The unemployment data painted a mixed picture. The claimant count increased by 9,800, the biggest rise since May, but unemployment fell by 37,000 to 1.6 million (4.8%) in the three months to September, hitting an 11-year low.
Looking the final trading session of the week, BoE Deputy Governor Ben Broadbent is due to speak at the Annual Conference of the Society of Business Economists.
EUR: Busy data day for Eurozone
This week saw the euro weaken slightly against both the dollar and sterling towards the end of the week. In a week with a few specific high-impact data releases, European Central Bank (ECB) President Mario Draghi opened and closed the week with speeches on Monday and Friday.
Tuesday saw German preliminary growth data coming out slightly worse than expected. French final Consumer Price Index (CPI) data and Italian preliminary growth figures were also released. Wednesday saw the recently rare event of a day without significant data releases. Today finishes on a busy note, with Eurozone price data the bloc’s current account data due. We also have the aforementioned speech by ECB President Draghi, as well as a speech by the German Federal Banks’s Jens Weidmann.
Movement continues to be driven by political machinations and with elections throughout Europe in the coming year there is a lot for the euro to be concerned about.
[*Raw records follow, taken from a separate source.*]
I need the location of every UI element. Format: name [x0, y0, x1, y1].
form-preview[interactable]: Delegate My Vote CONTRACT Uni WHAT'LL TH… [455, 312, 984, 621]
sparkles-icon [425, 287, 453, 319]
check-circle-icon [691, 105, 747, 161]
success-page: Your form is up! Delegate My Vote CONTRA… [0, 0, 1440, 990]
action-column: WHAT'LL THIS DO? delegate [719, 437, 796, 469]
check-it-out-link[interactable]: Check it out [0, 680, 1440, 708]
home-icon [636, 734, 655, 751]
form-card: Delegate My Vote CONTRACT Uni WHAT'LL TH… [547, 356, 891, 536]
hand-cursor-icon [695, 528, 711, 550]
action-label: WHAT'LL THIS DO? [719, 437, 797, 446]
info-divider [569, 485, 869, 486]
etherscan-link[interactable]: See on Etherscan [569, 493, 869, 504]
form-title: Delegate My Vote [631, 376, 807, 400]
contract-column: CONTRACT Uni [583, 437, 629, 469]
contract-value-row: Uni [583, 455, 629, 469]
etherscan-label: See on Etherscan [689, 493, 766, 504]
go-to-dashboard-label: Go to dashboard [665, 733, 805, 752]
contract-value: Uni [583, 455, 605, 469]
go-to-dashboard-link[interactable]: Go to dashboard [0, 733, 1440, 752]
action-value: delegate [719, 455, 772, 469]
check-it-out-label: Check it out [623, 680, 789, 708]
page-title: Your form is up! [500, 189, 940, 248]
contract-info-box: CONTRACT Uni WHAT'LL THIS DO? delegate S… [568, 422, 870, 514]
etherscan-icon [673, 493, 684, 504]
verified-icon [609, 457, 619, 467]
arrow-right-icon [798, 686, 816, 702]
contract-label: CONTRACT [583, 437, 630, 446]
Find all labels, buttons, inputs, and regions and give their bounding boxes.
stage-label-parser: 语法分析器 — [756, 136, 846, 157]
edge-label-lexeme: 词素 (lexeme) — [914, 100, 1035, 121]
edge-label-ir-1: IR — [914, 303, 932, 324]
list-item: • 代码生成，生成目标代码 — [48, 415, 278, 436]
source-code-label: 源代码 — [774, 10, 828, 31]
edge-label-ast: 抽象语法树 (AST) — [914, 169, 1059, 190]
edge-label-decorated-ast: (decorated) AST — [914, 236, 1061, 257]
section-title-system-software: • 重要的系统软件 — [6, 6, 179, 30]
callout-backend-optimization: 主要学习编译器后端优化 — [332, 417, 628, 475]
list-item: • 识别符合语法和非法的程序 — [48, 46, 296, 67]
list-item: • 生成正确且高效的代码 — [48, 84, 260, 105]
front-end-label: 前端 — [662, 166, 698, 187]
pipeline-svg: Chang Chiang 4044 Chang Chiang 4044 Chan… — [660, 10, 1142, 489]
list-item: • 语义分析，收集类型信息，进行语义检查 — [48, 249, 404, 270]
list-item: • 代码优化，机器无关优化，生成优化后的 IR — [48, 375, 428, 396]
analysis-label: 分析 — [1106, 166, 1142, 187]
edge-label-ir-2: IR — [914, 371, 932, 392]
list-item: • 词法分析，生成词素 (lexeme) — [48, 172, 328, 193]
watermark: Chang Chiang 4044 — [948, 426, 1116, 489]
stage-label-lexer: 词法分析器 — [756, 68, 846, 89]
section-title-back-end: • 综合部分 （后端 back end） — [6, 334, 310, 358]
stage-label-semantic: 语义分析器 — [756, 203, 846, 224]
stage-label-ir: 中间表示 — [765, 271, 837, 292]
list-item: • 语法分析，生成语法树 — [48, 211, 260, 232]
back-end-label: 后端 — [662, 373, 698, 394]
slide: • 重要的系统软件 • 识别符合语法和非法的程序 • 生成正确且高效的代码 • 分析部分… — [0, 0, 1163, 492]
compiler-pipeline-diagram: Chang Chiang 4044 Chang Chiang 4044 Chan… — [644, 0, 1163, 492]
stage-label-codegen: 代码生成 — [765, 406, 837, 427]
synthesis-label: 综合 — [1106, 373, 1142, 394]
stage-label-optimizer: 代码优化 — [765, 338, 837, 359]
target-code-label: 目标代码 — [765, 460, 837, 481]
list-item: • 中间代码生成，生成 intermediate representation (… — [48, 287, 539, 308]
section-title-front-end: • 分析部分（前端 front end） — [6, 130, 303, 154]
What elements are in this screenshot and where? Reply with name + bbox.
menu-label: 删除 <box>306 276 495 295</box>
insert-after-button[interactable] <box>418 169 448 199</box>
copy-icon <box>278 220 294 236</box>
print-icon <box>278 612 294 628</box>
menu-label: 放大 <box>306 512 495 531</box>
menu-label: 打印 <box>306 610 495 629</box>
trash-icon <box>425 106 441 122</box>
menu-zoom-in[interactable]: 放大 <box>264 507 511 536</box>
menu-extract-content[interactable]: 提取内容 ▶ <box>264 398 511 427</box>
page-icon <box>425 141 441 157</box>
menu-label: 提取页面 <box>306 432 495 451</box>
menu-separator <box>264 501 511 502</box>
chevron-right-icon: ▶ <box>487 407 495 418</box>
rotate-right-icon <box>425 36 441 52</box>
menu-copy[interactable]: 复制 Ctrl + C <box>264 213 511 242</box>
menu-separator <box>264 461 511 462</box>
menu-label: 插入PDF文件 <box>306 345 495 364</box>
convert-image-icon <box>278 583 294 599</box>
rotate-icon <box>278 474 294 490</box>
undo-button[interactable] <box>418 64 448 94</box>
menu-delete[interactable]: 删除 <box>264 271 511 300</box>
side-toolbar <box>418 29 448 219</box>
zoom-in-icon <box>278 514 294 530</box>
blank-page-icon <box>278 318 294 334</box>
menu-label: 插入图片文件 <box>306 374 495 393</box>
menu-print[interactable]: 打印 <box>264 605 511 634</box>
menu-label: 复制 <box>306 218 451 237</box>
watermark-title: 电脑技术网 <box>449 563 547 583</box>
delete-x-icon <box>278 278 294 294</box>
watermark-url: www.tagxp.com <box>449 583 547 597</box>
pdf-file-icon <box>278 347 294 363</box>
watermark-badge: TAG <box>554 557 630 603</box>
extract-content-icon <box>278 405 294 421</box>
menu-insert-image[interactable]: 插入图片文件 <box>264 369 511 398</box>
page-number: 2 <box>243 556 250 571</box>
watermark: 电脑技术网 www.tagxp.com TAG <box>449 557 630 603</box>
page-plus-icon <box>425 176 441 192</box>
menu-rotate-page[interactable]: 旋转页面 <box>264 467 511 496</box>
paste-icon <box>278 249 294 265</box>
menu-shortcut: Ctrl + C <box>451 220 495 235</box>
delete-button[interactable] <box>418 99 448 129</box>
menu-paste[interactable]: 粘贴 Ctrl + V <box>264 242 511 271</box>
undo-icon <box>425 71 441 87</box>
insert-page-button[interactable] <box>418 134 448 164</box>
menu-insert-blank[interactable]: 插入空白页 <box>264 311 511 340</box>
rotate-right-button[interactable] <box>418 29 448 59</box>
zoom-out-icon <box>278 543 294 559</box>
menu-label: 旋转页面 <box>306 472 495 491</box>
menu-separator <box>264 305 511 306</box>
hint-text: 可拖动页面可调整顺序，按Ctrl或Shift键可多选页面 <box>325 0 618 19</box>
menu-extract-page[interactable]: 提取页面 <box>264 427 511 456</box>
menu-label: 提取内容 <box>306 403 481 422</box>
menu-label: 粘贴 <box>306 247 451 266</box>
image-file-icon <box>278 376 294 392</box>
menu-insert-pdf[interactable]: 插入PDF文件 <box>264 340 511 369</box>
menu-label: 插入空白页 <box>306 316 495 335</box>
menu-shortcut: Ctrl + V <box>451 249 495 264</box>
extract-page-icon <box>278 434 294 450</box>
USD: Dollar slips from highs as interest rate talk intensifies
The US dollar slipped against a basket of currencies yesterday, pulling back from a 13-and-a-half year peak as traders digested prepared remarks from Federal Reserve Chair Janet Yellen and awaited additional comment in her testimony before lawmakers.
The market was speculating whether Yellen would raise caution about the dollar’s spike and a surge in U.S. bond yields. Trump’s victory unleashed inflation rise expectations on the back of the expected tax cuts and federal spending he promised during his campaign. Yellen maintained current rhetoric when she did speak to say that there could be an interest rate rise ‘relatively soon’ which leaves very much open the possibility of a December rate rise.
The dollar started the day strong on the back of better-than-expected housing data from the US and the fall in jobless claims to a 43-year low last week. Today sees a number of Yellen’s colleagues in the Federal Open Market Committee (FOMC) speaking, with Bullard, Dudley and George testifying. It will be interesting to see if they offer any more rhetoric around interest rate rise expectations.